A new set of explicit solutions for postbuckling behaviour of anisotropic shear deformable laminated cylindrical shells with general imperfection distribution and thermal loading

Thermal postbuckling analysis is presented for shear-deformable anisotropic laminated cylindrical shell with general imperfection distribution under several typical temperature fields are analyzed, including uniform temperature, tent-like linear distribution, axial and circumferential quadratic parabolic temperature fields over the shell surface and through the shell thickness. On this basis, the general temperature distribution can be obtained based on the three-dimensional steady-state heat transfer equation. At the same time, based on the high order shear deformation theory including anisotropic coupling effect, geometrically nonlinear large deflection displacement-strain relationship, the general initial geometric imperfections obtained by measurement and analytical means are introduced, and the thermal buckling equilibrium differential equation of anisotropic shear deformable laminated cylindrical shell with initial imperfections is established.
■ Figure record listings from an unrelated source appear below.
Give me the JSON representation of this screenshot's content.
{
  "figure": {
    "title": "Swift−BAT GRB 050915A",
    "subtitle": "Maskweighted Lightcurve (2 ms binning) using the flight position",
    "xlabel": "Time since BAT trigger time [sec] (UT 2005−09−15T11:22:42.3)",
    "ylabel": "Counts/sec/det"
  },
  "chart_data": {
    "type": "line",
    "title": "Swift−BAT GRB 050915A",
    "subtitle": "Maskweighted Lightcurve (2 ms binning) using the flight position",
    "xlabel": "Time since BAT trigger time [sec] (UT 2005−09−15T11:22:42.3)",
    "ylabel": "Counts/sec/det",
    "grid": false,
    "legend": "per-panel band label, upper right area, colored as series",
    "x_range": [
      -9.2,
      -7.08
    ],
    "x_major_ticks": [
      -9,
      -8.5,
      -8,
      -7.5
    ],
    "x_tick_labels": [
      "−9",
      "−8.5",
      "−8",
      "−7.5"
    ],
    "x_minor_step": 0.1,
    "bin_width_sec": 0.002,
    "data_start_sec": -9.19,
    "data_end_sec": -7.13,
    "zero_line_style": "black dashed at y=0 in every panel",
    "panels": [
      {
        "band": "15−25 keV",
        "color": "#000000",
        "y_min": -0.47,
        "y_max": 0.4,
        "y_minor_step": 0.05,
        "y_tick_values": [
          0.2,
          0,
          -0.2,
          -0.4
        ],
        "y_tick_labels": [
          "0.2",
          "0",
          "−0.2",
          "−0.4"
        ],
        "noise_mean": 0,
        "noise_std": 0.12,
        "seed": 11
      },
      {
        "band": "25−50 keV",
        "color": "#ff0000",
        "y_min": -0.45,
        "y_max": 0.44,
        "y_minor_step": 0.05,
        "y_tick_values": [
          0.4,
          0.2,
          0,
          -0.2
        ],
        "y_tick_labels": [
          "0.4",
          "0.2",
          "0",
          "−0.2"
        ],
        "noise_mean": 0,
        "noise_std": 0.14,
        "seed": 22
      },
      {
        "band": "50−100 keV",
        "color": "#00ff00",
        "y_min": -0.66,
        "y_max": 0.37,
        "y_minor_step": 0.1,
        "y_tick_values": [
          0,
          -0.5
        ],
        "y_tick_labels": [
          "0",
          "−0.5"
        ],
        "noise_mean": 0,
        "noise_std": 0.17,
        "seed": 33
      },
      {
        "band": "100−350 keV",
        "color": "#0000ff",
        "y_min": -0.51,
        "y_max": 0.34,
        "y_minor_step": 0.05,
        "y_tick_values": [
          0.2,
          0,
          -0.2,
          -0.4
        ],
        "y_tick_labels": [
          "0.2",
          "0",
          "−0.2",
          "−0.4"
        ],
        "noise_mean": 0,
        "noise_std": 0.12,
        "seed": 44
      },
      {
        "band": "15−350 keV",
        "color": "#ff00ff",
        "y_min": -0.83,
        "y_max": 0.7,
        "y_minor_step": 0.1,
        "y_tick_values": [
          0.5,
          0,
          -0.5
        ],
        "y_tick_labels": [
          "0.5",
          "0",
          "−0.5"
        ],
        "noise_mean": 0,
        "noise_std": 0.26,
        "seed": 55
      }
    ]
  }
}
A two-step perturbation-Galerkin integral method is used to obtain explicit solutions for the path development direction of post-thermal buckling equilibrium. The results of parameter analysis show that the material properties and temperature dependence, temperature distribution, lay-up and geometric parameters such as radius-to-thickness ratio have important effects on the thermal buckling load and postbuckling equilibrium path. The present method provides an effective theoretical prediction and analysis method for the design of the carrying capacity of submarine pipelines.